5 tips to improve clarity in your storytelling

In a previous post, I talked about how jargon can erode your clarity. Now, here are 5 tips to protect the strength of your storytelling.

1. Lose the jargon

Jargon makes us lazy as writers. Because it assumes the reader has a familiarity with our subject matter. People have a lot to remember in their lives. If they've forgotten what a piece of jargon means, they may take the time to refresh their memory. More likely, they'll just move on - abandoning you and the point you're trying to make.

2. Keep it short

How concisely can I make my point? Is there a shorter way to say it? Challenging yourself with these questions can help you keep your writing tight and powerful.

3. Limit acronyms

Like jargon, acronyms interrupt the reader's flow causing them to stop and ask, "What does that stand for?" If you're writing about a complicated subject with a complex name, use the full name upon introduction. Then, shorten to improve reader flow upon subsequent mentions (i.e. Attention Deficit Disorder - ADD).

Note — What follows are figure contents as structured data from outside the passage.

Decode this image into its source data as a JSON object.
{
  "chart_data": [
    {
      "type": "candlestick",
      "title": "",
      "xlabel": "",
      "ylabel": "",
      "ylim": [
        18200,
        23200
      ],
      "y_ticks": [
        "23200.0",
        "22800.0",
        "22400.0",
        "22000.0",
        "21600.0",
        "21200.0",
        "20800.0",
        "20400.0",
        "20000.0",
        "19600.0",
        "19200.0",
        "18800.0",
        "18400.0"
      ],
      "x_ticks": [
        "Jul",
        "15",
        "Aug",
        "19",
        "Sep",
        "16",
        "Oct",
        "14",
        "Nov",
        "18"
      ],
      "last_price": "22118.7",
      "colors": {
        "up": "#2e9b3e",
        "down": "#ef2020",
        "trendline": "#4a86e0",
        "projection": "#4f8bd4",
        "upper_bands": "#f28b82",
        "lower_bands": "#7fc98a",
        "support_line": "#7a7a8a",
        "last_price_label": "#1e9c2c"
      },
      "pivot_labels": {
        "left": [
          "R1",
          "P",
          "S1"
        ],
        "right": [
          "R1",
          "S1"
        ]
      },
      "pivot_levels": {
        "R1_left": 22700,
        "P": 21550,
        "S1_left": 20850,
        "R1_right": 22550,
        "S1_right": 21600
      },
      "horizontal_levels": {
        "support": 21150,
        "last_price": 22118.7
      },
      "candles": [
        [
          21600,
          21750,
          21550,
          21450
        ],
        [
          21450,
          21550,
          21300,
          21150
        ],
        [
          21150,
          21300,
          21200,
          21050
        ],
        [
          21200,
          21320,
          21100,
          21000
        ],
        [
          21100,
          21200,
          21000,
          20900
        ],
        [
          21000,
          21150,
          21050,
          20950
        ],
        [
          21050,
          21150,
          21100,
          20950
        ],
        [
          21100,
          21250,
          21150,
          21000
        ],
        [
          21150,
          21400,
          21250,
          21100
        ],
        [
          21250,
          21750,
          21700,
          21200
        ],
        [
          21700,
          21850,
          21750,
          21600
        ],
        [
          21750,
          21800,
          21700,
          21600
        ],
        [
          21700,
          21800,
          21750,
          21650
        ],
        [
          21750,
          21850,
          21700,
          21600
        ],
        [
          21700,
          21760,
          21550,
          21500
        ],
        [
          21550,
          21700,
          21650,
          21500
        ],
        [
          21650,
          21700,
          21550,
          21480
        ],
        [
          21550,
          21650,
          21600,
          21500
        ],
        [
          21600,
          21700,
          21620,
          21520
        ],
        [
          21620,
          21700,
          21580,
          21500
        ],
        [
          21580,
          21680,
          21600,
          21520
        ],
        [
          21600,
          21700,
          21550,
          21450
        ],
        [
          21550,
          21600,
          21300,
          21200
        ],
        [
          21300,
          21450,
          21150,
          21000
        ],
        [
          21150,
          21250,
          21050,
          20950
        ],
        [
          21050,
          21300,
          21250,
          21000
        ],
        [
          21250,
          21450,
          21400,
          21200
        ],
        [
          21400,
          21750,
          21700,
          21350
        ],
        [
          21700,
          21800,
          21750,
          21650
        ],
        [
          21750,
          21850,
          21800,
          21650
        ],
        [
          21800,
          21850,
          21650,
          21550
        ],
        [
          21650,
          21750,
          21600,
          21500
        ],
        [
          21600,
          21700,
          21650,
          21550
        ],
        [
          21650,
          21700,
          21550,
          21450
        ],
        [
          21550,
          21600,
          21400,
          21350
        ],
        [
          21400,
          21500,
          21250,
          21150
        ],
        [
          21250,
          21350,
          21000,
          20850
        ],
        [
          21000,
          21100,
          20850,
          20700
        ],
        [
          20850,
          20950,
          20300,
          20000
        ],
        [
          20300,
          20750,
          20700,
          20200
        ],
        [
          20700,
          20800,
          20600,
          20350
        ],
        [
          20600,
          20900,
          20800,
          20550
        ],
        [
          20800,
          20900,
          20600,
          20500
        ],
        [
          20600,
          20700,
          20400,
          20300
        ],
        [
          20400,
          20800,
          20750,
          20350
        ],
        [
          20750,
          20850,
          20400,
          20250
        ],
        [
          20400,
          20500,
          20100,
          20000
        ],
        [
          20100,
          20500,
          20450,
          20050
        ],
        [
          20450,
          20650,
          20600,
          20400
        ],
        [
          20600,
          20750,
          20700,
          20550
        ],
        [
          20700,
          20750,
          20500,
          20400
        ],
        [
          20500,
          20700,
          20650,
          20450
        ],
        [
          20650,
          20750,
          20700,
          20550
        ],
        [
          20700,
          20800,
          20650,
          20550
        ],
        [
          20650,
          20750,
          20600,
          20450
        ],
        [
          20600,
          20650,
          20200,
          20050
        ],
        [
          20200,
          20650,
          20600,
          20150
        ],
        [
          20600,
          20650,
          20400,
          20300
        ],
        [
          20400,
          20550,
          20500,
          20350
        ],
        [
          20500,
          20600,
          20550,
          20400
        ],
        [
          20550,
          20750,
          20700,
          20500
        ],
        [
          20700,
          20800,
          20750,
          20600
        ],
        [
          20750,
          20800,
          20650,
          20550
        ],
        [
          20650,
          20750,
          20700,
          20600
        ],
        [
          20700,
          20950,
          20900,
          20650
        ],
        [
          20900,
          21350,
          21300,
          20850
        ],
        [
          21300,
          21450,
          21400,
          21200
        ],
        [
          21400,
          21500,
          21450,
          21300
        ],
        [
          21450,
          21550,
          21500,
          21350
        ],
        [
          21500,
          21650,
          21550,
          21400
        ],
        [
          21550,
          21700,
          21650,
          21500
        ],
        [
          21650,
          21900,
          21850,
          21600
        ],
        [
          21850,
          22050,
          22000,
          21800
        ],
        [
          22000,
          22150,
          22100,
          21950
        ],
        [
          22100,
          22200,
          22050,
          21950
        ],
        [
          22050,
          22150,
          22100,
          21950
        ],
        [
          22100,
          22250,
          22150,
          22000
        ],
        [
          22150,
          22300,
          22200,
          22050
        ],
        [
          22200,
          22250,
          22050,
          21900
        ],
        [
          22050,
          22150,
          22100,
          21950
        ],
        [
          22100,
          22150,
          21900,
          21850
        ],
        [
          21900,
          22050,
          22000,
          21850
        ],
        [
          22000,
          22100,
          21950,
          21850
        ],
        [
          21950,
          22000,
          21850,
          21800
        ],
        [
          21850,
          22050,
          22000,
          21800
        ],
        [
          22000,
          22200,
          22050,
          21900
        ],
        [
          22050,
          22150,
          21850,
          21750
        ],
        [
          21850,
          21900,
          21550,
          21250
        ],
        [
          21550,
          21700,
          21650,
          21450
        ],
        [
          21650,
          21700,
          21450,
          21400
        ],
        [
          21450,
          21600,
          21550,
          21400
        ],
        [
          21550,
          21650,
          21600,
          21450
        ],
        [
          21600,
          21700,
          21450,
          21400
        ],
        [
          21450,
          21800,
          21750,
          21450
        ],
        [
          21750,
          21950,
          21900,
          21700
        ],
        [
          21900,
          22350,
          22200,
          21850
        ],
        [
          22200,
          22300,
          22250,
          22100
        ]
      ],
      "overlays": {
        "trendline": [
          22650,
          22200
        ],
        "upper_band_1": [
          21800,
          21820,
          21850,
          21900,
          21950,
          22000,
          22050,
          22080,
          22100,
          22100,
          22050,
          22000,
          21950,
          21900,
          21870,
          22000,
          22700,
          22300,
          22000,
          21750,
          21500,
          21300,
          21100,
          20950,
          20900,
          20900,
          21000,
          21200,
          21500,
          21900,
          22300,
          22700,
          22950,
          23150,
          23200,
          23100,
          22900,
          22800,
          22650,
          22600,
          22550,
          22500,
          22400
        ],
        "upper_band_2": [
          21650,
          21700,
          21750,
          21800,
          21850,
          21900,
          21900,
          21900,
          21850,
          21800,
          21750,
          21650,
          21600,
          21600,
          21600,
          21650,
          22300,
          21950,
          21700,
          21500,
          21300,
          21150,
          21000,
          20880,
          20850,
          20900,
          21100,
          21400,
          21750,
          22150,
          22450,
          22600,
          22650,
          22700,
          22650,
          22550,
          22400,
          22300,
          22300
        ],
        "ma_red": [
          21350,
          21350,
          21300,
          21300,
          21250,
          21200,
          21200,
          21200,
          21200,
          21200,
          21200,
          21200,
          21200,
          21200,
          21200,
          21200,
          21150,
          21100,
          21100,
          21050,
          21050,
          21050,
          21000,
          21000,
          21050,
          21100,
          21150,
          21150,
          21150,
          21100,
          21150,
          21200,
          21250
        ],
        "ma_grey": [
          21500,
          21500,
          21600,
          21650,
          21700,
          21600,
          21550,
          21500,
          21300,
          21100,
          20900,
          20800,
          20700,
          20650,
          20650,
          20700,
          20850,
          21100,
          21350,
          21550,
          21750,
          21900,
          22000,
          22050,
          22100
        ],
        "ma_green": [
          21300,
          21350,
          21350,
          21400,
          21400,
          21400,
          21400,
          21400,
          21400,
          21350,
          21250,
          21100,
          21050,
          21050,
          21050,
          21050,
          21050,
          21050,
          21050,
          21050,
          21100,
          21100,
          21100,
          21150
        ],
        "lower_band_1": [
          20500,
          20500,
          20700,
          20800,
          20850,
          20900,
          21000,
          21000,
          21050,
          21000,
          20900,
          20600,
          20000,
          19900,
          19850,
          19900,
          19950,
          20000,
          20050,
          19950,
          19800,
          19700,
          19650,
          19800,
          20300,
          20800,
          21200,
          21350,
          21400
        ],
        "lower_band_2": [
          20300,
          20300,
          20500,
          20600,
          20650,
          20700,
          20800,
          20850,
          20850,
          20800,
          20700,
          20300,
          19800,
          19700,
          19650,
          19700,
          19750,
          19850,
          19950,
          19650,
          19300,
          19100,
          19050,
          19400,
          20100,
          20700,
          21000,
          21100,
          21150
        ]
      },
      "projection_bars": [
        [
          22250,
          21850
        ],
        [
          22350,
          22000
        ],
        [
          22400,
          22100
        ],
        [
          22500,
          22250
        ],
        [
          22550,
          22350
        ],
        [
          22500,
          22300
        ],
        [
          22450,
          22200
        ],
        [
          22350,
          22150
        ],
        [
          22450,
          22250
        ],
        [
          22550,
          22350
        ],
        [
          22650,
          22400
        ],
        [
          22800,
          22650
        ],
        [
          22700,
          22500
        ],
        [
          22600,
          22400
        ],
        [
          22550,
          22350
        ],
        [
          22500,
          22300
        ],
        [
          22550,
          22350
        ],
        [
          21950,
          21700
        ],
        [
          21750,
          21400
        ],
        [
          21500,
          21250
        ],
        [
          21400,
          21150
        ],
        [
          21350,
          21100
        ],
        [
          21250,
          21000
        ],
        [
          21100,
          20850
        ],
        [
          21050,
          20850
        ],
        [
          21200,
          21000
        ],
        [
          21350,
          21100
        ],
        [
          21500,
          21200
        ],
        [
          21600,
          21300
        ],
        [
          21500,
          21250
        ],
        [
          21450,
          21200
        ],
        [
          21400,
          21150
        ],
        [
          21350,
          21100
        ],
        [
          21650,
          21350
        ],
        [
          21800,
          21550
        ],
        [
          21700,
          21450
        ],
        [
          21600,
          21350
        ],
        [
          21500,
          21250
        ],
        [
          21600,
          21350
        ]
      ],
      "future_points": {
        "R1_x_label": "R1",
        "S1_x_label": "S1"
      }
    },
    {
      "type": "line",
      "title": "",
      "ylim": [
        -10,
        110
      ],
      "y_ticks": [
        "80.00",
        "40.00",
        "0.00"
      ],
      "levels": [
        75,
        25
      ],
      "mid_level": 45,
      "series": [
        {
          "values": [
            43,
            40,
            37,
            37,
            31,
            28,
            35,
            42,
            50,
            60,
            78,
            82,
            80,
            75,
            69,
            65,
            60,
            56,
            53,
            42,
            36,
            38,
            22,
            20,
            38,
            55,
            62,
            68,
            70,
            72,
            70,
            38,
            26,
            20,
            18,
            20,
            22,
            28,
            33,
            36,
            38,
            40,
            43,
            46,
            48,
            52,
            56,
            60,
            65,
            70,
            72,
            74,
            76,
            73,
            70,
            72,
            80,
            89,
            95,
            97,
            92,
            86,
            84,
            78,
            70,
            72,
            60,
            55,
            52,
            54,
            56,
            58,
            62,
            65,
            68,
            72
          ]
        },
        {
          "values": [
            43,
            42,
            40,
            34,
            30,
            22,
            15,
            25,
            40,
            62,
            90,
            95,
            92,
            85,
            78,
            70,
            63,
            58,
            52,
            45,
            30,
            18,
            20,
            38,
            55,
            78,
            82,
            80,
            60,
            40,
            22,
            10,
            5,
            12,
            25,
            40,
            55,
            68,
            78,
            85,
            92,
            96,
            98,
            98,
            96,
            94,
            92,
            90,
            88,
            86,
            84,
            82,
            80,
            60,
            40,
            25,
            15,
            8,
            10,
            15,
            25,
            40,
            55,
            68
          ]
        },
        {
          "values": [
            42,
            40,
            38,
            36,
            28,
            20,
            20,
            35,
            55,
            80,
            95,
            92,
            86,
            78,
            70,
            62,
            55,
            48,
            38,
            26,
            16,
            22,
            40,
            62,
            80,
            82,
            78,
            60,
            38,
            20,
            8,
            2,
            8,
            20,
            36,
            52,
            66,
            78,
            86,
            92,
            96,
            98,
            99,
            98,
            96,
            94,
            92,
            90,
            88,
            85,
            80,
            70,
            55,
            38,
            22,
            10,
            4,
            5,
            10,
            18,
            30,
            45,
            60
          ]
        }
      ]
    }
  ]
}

4. Avoid the passive voice

The passive voice is the breeding ground for vagueness. Additionally, it makes your writing physically longer (see point 2. Keep it short). Attribute actions. It will keep your writing tight. For example, this is passive - "The presentation was given by the leader." Look how it shortens and strengthens with the active voice - "The leader gave the presentation."

5. Write like you speak

Does your writing sound like you? It should. It's an extension of you. I don't like to listen to someone who makes me work to understand their point. And inundates me with multiple complex thoughts at the same time. If you're interested in having somebody understand you, do the hard work for them. And keep it conversational.